Khan took his time; the fly, which had lain silent for a while, started up again. I shall either have to roll up that copy of the Post and kill it, Resnick thought, or prize open the window and let it out.

“No sir,” Khan finally said. “Not that I was aware.”

“No conclusions here as to why Nicky Snape took his life.”

“No, sir.”

“And no blame.”

“Sir?”

“No culpability attached to any of the staff. No blame.”

“No, sir. That’s correct.”

Is it, Resnick wondered? Maybe it is. At the fourth attempt he levered the lower half of the window far enough upwards and used the newspaper to shoo out the fly. “How do you feel about that? Did you feel everyone was being honest, telling the truth? Nothing to cover up?”

Khan’s briefs were beginning to stick uncomfortably to his skin; he had to stop himself from easing his body up from the chair and pulling them free. “Inspector, I’m not sure …”

“What I’m getting at?”

“No, no. I think I understand that. But …”

“But Bill Aston was a senior officer and he has just been tragically killed.”

“Yes.”

“You don’t want to be thought of as disloyal.”

“That’s correct.”

Resnick pushed enough paper aside to make room on the side of his desk and sat looking at the young officer’s face; waiting for Khan to look at him.

When he did, Resnick said, “In your own words, what this represents is the basis of a preliminary report. There’s nothing here to say that, had he lived, Inspector Aston would not have taken some of this farther. He mentioned to me, for instance, he thought supervision on the night of Nicky’s death might have been considered slack. Paul Matthews and Elizabeth Peck, I believe that’s right.”

Khan nodded, yes.

“You were present, at their interviews?”

“Yes, sir.”

“And what was your feeling? Did you think they might have had anything to hide?”

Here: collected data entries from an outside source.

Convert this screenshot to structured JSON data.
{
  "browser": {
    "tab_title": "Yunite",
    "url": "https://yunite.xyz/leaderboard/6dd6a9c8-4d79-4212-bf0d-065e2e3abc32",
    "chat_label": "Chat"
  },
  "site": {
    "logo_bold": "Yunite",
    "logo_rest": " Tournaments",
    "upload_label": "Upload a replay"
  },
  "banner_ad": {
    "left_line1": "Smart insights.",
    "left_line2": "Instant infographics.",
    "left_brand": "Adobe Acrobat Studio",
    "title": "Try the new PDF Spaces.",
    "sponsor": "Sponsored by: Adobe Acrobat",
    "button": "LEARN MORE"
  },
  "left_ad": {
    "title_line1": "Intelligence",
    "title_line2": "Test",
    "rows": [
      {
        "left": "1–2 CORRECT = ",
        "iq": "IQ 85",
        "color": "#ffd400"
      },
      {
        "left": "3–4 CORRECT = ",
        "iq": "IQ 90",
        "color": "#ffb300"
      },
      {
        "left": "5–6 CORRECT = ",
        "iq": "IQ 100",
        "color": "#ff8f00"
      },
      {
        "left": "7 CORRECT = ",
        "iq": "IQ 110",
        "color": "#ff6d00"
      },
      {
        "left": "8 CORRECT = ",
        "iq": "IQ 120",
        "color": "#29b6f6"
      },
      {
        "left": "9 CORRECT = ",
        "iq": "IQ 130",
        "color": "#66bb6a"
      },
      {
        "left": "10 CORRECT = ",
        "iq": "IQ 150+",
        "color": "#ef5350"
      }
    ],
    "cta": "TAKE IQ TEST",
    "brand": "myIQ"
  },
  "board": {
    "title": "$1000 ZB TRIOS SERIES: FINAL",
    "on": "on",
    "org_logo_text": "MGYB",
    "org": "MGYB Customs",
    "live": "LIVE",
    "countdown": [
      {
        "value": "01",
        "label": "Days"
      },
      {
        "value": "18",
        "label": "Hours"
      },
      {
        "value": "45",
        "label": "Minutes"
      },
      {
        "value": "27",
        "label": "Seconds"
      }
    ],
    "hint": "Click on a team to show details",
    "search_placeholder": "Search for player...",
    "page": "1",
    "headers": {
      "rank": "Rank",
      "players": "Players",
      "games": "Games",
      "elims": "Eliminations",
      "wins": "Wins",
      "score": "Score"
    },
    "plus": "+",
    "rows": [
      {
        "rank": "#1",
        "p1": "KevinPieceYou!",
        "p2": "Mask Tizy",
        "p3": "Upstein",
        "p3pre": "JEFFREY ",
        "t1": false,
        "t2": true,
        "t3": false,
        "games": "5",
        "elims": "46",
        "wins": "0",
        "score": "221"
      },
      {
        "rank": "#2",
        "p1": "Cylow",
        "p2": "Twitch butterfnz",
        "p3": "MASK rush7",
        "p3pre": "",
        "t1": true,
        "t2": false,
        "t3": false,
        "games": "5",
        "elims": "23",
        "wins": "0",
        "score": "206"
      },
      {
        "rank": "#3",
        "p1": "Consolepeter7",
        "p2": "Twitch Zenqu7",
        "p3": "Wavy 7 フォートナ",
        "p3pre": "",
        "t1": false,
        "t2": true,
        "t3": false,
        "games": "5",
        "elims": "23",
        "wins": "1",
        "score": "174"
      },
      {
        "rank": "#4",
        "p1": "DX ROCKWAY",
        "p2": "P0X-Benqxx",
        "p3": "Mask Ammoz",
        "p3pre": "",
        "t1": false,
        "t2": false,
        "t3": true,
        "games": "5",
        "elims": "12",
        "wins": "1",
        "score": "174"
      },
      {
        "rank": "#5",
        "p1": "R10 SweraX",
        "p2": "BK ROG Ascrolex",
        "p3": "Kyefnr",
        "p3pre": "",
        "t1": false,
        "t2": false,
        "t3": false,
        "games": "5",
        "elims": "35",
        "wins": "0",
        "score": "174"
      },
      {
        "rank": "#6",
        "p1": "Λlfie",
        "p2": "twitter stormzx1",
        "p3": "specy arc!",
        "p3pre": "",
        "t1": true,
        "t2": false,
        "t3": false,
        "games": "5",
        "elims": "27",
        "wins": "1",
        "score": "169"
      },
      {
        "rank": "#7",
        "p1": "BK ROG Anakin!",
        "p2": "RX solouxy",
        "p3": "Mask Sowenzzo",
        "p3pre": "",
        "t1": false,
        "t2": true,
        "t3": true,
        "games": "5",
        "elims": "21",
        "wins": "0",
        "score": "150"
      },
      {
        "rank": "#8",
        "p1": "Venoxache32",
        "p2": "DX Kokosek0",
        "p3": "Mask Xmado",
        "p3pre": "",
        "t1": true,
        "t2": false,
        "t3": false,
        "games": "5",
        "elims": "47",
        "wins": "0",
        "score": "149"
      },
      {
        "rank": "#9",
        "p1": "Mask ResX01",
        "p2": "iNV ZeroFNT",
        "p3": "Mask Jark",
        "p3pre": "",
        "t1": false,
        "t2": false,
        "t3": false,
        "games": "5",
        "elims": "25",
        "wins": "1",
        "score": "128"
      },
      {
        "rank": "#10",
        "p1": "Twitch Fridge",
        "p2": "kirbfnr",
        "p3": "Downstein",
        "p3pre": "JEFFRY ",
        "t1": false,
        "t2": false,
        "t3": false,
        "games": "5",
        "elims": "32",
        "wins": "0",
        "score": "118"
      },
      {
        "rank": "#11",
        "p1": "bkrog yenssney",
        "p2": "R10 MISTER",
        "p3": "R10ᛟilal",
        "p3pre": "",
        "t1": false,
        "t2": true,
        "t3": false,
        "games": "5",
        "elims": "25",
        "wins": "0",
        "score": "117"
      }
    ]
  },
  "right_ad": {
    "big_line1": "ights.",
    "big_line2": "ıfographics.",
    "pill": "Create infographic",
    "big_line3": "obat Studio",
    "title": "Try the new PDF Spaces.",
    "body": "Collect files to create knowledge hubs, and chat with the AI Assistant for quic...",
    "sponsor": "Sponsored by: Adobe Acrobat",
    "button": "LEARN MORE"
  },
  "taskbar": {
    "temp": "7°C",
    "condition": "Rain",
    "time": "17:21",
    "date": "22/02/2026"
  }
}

“Matthews, he was nervous. Stuttering all the time, you know. Not stuttering exactly, but stumbling more, over his words.”

“And the woman? Peck?”

“Defensive. Yes, that’s what I thought. Resentful, as if we shouldn’t have been questioning her at all.”

“All right.” Resnick was back on his feet. “What you do is this. Try and find out when the Social Services Inspectorate are planning to publish their report. Given what happened to Inspector Aston, you might be able to get some idea of which way they’re shading, if they think there are any serious causes for concern. Then contact Jardine. Tell him we’ll almost certainly need to come back and talk to his people again. Try not to get his back up, get him alarmed. You could always say that there are a few odds and ends need tidying up. In the circumstances, he should buy that. Okay? You can handle all that?”

For the first time Khan felt able to smile. “Yes, sir. Of course.”

“Good lad.” And, as Khan was opening the door: “There may be no connection between the attack on Bill and any of this. Ninety-nine per cent, there is none. None at all. But we have to be sure.”

Twenty-five

Resnick noticed that Lynn seemed to be wearing more makeup, a dash of color, blue-green, above the eyes. Lipstick, not heavy, not accentuated, but there. A thin roll-neck top under a light check jacket, comfortable skirt. She took off the jacket once she’d opened the car door and draped it along the rear seat. At the passenger side, Resnick clicked his belt tight. He wondered if she might have started seeing someone again, a man; maybe she was just beginning to feel better about herself. He hoped that was the case. It was no more than she deserved.

A quick adjustment to the mirror and they were pulling out into traffic, heading down towards the city center, the southbound road out towards the bridge.

“His wife,” Lynn asked, “Bill Aston’s, what’s she like?”

Resnick described her: a shortish woman, not especially lively, but a good listener. Those occasions he had met her socially, police functions, she had kept pretty much in her husband’s shadow, but whenever he had been to the house, more relaxed, she had been the one who talked, Bill fading into the background, clearing dishes, making sure the drinks were filled.